記事提供:カラパイア

あれ?昨日あそこにいたよね?っと言われ、そんな場所にいるわけないのに何いってんの?っと思ったことはないだろうか?いわゆる他人の空似ってやつだが、世界には自分のそっくりさんが3人はいると言われている。だがもしかしたらもっと多いのかもしれない。

その理由は、顔の特徴を決める遺伝子の数が限られているからだ。

「出回っている遺伝子の多様性は限られています」と説明するのは、米コーネル大学でハチやマウスなどの外見の多様性と遺伝子について研究するマイケル・シーハン氏だ。

これについて、カードのデッキを何度もシャッフルすれば、どこかの時点で同じ手札が再度配られる、と同氏は例えている。

カードのデッキは非常に分厚く、例えば、髪や目、肌の色といった顔の特徴を決定する遺伝子の数を現在のところ科学者は把握していない。

だが進化は人間の顔のつくりが多種多様になるよう後押ししているようだ。シーハン氏らは昨年発表した論文で、人間の顔は例えば手などよりも幅や長さにおいて多様であると論じた。

また、人体の他の部分に比べて、より多くの遺伝子が顔のつくりに関連していることも判明している。

その理由として考えられるのが、社会的な動物である人間は、他人を区別することで有利になれたということだ。これによって益をもたらす者には近寄り、害なす者は避けるということが可能になる。「誰が誰であるのかに関心が寄せられます」とシーハン氏。

血統的に近く、民族が同じなら似る確率は高くなる

もちろん、家族同士は赤の他人よりも平均すると似ており、人間の顔のつくりが遺伝することを示している。まったく同じ遺伝子を持つ一卵性双生児のきょうだいが、区別も難しいほどに似ているのはこのためだ。

そのため、容姿が似ている者同士はおそらくは血統的に近いと考えられるのも当然だろう。

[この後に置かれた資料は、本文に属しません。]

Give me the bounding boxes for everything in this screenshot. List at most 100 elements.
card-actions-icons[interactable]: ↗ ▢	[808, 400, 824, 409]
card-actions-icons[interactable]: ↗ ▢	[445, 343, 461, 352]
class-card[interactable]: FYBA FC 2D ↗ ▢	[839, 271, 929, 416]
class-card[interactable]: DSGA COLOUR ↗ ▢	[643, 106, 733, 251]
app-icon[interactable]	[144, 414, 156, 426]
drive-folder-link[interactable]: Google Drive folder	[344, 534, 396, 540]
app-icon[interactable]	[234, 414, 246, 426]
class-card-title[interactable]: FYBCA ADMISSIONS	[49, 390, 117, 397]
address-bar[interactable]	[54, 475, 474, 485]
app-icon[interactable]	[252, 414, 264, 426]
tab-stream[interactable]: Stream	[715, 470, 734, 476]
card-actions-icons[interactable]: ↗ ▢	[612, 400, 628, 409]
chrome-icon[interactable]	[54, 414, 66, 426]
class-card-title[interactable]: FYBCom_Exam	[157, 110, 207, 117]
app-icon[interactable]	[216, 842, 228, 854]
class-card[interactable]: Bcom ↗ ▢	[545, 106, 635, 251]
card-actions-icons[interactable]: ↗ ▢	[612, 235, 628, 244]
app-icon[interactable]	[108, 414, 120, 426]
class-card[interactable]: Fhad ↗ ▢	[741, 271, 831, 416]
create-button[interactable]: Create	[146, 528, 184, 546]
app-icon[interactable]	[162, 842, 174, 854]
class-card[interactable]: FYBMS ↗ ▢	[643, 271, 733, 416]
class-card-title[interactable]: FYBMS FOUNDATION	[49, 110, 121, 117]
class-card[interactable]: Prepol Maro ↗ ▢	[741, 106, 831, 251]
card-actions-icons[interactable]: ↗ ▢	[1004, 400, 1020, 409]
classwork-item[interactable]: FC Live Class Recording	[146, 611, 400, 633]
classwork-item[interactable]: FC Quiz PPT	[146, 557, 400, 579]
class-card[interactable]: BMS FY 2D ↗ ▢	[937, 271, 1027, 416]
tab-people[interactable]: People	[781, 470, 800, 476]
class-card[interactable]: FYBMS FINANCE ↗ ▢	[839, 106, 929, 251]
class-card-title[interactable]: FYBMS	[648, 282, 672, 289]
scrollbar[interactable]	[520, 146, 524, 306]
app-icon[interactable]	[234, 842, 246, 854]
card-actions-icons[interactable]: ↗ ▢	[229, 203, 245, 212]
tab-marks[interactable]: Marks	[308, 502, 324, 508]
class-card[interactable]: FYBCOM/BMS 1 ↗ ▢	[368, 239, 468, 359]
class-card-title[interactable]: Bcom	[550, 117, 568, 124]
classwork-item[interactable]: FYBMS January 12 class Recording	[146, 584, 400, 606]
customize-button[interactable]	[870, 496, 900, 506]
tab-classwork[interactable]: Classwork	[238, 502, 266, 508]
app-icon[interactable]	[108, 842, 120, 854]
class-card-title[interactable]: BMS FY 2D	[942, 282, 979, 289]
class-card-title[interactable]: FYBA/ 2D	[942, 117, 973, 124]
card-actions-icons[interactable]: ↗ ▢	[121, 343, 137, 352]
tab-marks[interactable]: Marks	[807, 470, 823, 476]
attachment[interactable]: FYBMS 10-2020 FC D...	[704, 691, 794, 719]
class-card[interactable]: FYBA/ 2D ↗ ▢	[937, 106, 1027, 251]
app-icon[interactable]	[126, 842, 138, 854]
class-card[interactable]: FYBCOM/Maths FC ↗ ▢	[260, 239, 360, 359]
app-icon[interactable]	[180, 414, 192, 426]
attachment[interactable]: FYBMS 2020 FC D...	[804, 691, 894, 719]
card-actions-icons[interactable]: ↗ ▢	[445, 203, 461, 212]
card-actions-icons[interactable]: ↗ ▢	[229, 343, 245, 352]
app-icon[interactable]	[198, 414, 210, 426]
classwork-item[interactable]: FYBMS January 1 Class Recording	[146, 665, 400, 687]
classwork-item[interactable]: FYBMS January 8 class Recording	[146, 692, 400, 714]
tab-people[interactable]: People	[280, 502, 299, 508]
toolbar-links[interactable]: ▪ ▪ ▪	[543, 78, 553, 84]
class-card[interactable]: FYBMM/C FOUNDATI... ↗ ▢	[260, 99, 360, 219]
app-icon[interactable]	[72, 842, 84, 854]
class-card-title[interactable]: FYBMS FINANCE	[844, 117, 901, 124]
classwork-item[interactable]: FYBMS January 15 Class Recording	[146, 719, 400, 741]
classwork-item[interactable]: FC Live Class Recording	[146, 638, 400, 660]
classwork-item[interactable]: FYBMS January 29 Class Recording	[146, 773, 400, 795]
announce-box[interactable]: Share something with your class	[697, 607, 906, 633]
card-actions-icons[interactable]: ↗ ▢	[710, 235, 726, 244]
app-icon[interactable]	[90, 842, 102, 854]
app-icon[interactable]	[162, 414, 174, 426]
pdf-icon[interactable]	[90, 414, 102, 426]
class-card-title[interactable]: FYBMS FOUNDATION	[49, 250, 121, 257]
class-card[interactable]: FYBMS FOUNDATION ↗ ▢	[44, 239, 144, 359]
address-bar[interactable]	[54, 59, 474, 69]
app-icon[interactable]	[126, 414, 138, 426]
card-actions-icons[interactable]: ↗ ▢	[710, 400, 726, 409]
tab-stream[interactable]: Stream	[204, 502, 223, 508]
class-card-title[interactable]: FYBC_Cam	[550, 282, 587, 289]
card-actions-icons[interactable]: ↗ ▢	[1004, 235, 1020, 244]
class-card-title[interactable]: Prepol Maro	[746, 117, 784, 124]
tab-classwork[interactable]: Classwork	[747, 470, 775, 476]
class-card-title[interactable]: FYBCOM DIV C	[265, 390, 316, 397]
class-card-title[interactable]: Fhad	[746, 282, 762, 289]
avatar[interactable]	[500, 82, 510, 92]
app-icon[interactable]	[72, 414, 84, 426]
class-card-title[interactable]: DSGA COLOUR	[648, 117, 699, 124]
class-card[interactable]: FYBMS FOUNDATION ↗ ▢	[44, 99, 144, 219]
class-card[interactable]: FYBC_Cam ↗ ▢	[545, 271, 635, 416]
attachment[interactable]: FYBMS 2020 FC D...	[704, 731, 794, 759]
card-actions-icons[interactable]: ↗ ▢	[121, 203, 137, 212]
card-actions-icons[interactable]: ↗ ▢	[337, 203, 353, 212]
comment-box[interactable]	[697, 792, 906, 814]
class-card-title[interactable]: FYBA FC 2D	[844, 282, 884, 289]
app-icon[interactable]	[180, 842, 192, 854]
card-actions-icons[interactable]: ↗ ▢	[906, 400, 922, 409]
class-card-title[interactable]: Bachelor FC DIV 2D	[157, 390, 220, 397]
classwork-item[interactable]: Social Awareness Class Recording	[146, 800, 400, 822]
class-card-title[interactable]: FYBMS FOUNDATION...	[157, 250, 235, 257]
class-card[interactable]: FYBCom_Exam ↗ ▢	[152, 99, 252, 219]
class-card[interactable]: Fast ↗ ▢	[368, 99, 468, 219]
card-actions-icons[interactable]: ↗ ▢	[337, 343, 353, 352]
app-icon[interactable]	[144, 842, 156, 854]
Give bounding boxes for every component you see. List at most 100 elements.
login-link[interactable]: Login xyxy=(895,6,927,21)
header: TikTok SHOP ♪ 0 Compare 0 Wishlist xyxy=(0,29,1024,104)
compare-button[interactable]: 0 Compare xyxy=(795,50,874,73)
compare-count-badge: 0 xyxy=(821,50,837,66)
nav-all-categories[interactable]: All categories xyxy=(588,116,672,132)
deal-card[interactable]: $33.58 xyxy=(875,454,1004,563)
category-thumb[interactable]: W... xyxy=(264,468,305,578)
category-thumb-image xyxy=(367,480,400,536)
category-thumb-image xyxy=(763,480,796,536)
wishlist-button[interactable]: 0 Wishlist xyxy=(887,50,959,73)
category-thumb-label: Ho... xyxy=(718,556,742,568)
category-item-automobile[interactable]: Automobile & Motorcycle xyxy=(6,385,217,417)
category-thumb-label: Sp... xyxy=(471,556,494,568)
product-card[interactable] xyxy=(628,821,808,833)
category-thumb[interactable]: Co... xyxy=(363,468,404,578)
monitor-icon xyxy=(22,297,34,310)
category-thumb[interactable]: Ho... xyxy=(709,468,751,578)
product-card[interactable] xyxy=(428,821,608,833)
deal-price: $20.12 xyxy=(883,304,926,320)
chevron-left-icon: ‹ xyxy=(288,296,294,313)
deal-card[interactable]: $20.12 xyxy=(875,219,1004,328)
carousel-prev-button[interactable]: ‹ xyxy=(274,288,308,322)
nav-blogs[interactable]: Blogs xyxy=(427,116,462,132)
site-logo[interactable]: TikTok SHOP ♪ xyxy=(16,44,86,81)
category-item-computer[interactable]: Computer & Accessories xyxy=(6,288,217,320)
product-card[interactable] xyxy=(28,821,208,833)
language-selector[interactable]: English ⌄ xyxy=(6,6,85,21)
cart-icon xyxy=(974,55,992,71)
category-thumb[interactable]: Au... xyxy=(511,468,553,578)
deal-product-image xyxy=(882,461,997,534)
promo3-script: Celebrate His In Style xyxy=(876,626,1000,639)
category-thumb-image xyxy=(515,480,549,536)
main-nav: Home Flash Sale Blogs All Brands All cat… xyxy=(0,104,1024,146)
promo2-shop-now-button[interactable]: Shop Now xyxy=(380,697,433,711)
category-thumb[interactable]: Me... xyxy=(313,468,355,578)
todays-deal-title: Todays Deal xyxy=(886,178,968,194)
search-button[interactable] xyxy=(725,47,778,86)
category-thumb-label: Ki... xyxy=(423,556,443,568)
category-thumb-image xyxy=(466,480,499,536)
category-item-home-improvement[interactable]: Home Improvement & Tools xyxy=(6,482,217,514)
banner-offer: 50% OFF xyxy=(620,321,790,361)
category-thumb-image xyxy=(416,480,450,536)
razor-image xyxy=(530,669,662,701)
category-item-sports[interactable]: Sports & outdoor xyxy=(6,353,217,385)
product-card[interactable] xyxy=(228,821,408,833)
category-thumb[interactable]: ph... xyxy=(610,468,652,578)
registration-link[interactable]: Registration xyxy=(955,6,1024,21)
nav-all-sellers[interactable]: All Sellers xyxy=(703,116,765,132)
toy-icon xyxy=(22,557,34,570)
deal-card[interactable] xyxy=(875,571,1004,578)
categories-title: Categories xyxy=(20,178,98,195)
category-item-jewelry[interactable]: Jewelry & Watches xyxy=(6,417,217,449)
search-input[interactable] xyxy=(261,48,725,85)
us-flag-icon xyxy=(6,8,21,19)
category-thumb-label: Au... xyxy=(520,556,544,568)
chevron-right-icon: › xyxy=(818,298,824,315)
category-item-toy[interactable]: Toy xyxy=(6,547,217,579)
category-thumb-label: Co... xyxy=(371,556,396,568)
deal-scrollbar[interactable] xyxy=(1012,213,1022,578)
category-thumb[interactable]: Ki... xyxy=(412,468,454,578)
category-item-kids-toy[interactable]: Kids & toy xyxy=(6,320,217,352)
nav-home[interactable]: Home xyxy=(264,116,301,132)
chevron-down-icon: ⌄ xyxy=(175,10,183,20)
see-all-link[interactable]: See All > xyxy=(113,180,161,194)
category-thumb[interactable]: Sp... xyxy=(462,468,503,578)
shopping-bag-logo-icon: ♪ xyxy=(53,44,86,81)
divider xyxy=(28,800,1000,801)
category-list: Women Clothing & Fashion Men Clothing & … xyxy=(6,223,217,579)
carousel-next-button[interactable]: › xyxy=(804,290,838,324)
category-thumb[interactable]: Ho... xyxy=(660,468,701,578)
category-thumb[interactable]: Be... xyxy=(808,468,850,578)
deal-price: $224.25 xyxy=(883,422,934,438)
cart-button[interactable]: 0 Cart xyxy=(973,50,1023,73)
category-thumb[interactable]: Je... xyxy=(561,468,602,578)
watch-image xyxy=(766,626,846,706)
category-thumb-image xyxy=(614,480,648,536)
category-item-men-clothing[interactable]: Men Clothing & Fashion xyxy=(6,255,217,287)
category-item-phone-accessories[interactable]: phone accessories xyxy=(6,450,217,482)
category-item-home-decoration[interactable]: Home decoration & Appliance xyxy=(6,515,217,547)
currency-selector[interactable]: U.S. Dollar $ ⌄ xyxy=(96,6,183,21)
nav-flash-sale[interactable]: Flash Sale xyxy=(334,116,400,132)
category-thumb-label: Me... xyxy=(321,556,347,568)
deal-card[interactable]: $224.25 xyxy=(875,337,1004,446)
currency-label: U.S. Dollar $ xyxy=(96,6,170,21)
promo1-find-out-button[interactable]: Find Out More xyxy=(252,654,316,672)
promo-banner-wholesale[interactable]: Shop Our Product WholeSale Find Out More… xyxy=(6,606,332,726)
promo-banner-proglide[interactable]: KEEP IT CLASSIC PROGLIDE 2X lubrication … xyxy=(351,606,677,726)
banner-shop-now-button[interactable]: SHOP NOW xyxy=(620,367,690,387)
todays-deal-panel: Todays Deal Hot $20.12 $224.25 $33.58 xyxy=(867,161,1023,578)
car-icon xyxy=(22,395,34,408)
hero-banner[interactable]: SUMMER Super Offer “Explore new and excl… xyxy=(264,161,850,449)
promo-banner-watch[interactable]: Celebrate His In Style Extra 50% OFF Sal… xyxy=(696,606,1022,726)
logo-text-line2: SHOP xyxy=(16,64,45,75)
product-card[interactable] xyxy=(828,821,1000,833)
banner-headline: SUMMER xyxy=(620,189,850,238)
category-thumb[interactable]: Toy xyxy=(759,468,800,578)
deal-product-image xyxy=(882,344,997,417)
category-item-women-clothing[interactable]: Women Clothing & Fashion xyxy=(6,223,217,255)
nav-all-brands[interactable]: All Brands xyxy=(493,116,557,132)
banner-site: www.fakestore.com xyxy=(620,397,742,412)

さらに、同じ民族に属する人同士は、他民族に比べてより多くの共通した遺伝子セットを有している。東南アジア人が黒髪と浅黒い肌を有しているのに対して、スカンジナビア人が金髪と白い肌を有しているのはそのためだ。

「2人のそっくりさんがいたとして、片方がアジア人でもう片方はヨーロッパ人である可能性は低いでしょう」と米ベイラー医科大学のアーサー・ボーデット氏は話す。近い祖先を持つものほど、かなり共通した遺伝子を有しているのだそうだ。

民族という用語は文化や言語などの非遺伝的側面も含めて捉えられるため誤解を生じさせる概念であるが、これを遺伝的に近い人たちのグループとみなすのならば、理論的にはその中でそっくりさんが生まれる可能性が高いはずだ。

最大の民族は、漢民族(約13億人)とヒンドゥスターニー人(推定約12億人)だ。あなたがこのグループに属しているのであれば、自分のそっくりさんに出会う確率は理論的には多少なりとも高い。

民族交配によりそっくりさんの数も変化する

しかし、人々が遺伝子や地理的分布を共有しており、容姿が似ているという見方は、現代社会の世界的な移動のために揺らぎつつある。過去数千年もの間孤立して存在した民族グループに属する人々は、今では他民族の人々と子孫を残すことが多くなってきた。

長い間、高緯度の寒冷気候や赤道の熱帯気候など、特定の環境において暮らす人々の集団には、独特の遺伝的突然変異が起こり、これが民族の特徴を形成してきた。

今日、かつては孤立していた人間の集団がそれぞれ独自の遺伝子を持ち寄りあっている。そっくりさん効果が増す可能性も、薄まる可能性もどちらもありうる。

人口増加でそっくりさんの数がアップ

だが、何と言っても20世紀初頭には10億程度だった世界人口は、今では70億人にまで爆発しているのだ。血統が薄れた世界各地の人たちは、見事なまでにそっくりな他人の空似が発生する確率を上げるかもしれない。

「人口が十分に多くなれば、自分とほとんど同じような容姿をした赤の他人に会うことになるでしょう」とシーハン氏は語った。

グローバルなインターネット社会となり、最近では自分のそっくりさんを探すウェブサイトも登場したようだ。

TWIN STRANGERS(ツイン・ストレンジャー)という無料サイトに登録し、自分の写真をアップすれば、世界中から自分にそっくりな人を探し出してくれるという。

私は私の親友とよく間違えられるのだが、実際には顔もスタイルも似ていない。だが漂っているオーラに近いものがあるみたいだ。髪の長さも一つの要因かもしれない。似ていないのに似ていると言われるそっちの研究も是非してほしい。

ということでみんなは、誰かに間違えられたことはないだろうか?その人は実際に自分とそっくりだったであろうか?